10.     Systems Down

Una specie di colonna sonora per la fine del mondo, dove Young si riappropria del suo ruolo tradizionale macinando riff principale e assolo e dove Johnson molla il freno alla voce riempiendo gli spazi - con l'aiuto dei cori - nel ritornello. L'incipit perentorio non tragga in inganno: "Systems Down", dal punto di vista melodico, ha molte più carte da giocare di quante non ne dichiari.

11.     Money Shot

"Doctor, what's the antidote? / Lady, try the money shot / Best taken when hot" ("Dottore, qual è l'antidoto? / Signora, provi con il money shot / meglio se preso caldo"): detto che il tema non è il Covid, e rimandandovi a Wikipedia per il significato dell'espressione "money shot", prendiamo per buono quanto dichiarato da Angus Young a Rolling Stone USA ("I fotografi ci dicevano: 'Fai questo, fai quello' ed 'Ecco, questo è il 'money shot' ['shot', in inglese, può significare anche 'inquadratura']. L’ho raccontato a Brendan [O'Brien, il produttore] mentre lavoravamo al pezzo.

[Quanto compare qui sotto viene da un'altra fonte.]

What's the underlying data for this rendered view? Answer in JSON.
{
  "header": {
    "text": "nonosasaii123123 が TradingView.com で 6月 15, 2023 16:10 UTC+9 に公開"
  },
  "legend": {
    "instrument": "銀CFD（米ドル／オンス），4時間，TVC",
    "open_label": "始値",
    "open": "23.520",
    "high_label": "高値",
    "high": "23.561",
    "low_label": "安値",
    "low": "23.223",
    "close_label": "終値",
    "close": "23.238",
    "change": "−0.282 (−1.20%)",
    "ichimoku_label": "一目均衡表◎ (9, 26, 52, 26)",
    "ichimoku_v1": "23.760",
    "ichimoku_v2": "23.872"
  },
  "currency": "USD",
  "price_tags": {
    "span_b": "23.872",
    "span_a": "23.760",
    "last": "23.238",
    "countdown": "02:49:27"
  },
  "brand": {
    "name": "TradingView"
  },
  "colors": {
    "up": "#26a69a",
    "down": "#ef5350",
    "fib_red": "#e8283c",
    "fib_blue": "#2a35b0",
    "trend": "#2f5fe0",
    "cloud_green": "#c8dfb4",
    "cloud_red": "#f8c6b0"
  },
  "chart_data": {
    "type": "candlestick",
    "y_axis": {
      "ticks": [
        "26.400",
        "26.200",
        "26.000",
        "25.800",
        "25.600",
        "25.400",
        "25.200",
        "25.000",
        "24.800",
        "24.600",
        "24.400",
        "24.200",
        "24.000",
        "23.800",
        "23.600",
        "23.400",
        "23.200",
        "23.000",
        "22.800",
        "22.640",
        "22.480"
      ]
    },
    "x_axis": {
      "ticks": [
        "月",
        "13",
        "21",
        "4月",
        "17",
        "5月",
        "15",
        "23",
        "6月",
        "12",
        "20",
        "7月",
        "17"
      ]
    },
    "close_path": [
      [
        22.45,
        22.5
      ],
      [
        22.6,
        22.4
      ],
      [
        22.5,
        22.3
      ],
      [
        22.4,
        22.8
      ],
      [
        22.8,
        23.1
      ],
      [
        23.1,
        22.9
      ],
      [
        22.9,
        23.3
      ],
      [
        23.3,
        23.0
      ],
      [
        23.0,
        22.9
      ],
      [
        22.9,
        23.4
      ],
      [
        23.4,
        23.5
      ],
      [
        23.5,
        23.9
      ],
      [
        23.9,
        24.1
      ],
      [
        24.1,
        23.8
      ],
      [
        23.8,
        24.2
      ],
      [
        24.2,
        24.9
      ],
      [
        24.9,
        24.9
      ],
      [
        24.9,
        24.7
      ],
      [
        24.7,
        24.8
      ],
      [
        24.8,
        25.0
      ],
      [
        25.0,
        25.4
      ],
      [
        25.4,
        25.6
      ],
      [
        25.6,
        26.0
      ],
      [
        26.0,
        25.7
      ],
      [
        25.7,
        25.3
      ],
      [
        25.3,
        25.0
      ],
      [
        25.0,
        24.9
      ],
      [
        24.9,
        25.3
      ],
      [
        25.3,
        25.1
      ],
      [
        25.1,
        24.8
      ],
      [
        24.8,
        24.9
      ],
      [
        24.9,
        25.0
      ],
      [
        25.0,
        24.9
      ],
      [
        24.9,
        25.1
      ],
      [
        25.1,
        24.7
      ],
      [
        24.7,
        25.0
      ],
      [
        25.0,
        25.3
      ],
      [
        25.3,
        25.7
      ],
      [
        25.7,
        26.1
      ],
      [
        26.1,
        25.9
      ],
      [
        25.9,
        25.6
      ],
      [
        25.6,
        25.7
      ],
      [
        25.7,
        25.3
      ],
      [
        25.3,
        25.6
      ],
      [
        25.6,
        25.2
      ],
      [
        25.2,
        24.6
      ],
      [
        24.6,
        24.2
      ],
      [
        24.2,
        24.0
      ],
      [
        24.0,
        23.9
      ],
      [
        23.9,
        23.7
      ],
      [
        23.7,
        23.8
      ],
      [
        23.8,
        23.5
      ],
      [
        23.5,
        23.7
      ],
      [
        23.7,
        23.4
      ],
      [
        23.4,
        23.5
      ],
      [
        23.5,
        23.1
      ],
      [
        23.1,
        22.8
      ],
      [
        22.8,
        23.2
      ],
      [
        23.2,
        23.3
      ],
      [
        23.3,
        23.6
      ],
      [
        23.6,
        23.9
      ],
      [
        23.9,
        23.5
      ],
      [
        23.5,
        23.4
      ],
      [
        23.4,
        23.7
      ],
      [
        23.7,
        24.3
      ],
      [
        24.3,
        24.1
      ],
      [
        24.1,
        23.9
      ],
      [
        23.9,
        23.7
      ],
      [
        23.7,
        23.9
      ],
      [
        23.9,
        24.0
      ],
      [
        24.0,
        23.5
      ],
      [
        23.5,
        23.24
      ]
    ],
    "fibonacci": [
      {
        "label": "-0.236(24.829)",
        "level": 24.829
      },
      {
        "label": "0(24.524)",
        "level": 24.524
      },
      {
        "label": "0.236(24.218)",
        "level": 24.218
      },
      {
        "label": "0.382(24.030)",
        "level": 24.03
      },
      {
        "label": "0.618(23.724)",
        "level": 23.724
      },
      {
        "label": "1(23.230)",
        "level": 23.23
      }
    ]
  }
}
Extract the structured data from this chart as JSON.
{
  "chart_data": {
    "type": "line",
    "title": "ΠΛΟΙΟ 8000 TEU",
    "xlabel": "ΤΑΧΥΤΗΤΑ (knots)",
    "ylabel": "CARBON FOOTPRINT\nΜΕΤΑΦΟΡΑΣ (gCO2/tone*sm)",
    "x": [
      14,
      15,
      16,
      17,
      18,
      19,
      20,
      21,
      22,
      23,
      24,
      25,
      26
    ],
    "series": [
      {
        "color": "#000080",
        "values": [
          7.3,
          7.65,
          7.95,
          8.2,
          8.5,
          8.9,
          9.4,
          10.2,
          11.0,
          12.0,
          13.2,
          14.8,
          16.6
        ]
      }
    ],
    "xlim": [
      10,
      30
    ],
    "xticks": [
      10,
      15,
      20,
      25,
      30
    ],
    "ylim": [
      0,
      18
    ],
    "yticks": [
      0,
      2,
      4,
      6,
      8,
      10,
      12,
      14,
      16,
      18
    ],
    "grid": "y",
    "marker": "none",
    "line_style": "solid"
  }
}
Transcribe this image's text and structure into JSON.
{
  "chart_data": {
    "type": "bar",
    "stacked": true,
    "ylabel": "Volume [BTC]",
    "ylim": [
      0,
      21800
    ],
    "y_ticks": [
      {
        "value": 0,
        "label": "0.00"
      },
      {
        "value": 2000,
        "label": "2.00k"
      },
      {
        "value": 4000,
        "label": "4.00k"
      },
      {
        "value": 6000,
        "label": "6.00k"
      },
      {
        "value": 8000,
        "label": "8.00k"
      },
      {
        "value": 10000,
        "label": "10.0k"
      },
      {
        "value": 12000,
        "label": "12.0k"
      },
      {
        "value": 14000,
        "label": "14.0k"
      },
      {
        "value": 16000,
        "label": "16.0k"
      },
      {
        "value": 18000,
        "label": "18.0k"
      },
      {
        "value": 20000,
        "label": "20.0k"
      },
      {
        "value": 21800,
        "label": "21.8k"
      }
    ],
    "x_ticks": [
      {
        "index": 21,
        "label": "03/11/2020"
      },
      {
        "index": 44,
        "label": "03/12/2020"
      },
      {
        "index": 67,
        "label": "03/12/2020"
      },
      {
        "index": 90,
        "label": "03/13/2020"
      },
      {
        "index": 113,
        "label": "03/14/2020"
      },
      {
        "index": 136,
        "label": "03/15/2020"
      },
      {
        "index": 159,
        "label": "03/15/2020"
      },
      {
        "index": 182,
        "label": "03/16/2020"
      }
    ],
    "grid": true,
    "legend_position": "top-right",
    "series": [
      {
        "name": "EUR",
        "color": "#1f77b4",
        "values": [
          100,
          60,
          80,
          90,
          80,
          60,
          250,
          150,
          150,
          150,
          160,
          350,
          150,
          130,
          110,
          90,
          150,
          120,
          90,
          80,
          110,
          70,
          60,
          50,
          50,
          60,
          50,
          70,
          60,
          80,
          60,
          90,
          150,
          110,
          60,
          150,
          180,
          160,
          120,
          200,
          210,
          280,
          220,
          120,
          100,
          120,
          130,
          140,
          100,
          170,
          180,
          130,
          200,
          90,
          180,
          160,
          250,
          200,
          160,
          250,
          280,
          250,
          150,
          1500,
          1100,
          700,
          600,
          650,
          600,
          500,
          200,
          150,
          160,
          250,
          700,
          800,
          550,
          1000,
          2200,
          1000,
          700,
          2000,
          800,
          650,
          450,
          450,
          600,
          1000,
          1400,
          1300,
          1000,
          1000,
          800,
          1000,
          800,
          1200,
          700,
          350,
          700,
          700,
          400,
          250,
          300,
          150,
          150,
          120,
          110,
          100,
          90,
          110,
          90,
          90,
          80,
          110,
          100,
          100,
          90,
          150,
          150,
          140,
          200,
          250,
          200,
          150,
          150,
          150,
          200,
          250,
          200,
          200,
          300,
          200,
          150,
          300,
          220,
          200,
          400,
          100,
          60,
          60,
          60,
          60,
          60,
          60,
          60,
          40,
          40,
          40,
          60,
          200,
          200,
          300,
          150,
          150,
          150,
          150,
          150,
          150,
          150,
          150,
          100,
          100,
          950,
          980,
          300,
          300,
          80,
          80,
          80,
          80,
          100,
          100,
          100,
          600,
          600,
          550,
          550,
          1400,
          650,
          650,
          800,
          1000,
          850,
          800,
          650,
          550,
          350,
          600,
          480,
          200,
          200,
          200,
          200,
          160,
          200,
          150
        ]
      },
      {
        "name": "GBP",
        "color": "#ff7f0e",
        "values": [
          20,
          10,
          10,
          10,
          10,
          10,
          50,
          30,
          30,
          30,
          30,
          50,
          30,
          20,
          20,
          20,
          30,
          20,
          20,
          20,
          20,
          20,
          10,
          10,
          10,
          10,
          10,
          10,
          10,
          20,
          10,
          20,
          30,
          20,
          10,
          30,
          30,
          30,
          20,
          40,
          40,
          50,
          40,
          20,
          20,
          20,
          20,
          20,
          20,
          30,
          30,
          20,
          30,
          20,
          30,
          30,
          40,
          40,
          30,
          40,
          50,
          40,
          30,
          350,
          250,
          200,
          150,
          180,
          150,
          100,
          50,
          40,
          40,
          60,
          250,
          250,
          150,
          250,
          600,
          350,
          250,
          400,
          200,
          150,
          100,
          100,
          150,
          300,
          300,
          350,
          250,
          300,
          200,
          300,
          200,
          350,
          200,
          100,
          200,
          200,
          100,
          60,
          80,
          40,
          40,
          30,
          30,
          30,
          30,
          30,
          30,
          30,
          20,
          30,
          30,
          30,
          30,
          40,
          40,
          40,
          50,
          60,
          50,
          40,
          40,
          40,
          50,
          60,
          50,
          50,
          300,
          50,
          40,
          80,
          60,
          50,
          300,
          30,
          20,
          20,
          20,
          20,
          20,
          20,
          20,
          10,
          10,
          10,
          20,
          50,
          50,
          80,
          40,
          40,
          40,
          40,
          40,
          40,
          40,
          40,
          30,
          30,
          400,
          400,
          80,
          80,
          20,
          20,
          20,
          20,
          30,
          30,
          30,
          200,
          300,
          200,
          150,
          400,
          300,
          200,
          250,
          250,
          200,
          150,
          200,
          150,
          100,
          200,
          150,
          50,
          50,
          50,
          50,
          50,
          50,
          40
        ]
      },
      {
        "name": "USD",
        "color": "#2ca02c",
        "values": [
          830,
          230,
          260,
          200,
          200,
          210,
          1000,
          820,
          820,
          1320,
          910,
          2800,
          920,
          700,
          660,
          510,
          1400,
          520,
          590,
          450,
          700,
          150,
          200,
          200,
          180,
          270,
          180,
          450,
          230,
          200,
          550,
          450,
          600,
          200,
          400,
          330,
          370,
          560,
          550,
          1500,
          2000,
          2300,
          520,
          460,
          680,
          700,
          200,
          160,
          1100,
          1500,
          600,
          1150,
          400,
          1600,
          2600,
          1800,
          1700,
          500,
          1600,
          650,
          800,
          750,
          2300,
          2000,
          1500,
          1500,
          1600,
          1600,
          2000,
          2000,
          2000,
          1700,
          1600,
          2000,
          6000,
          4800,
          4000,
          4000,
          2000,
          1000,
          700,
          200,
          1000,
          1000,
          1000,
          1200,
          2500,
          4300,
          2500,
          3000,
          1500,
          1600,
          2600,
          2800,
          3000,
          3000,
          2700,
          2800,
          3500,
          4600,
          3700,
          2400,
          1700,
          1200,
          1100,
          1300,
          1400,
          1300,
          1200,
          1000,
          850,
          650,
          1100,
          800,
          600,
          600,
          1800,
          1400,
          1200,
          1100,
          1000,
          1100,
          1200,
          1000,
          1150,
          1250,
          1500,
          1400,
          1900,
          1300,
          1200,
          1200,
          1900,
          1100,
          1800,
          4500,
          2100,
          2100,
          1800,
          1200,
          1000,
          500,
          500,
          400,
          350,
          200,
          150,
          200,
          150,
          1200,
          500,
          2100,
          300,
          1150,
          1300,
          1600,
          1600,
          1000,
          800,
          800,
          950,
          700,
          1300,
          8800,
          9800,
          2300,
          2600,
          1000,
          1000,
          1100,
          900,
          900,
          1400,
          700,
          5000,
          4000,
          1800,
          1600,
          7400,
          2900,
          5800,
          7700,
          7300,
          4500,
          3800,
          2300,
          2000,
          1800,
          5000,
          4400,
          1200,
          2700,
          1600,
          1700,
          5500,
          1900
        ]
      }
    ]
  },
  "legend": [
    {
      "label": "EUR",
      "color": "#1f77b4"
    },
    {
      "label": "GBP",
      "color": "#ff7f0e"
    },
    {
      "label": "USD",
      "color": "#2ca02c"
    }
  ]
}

E lui mi ha detto: 'Lo sanno tutti che cos’è il money shot'. E io: mmmh. E' stato un caso"), al quale ha negato ogni riferimento malizioso all'accezione più esplicita del termine. E' uno dei pezzi più marcatamente convenzionali del disco, con l'assolo di chitarra canonicamente piazzato poco dopo la metà del brano e il ritornello che chiama il singalong.

12.     Code Red

Il riff, nella intro, pare quasi una prosecuzione di quello che nel 1980 ha spedito nella leggenda "Back in Black": Johnson approccia la strofa con una metrica estremamente fitta, almeno per quelli che sono i suoi standard. Pur posto in chiusura, dal punto di vista strutturale "Code Red" è uno degli episodi più elaborati del disco, con frequenti cambi di passo e dinamiche molto ben calibrate e studiate negli arrangiamenti. Il botta e risposta tra Johnson e le seconde voci nel ritornello aggiunge ulteriore respiro senza intaccare la solidità del sound, che rimane - fino all'ultimo secondo, è il caso di dirlo - AC/DC al 101%.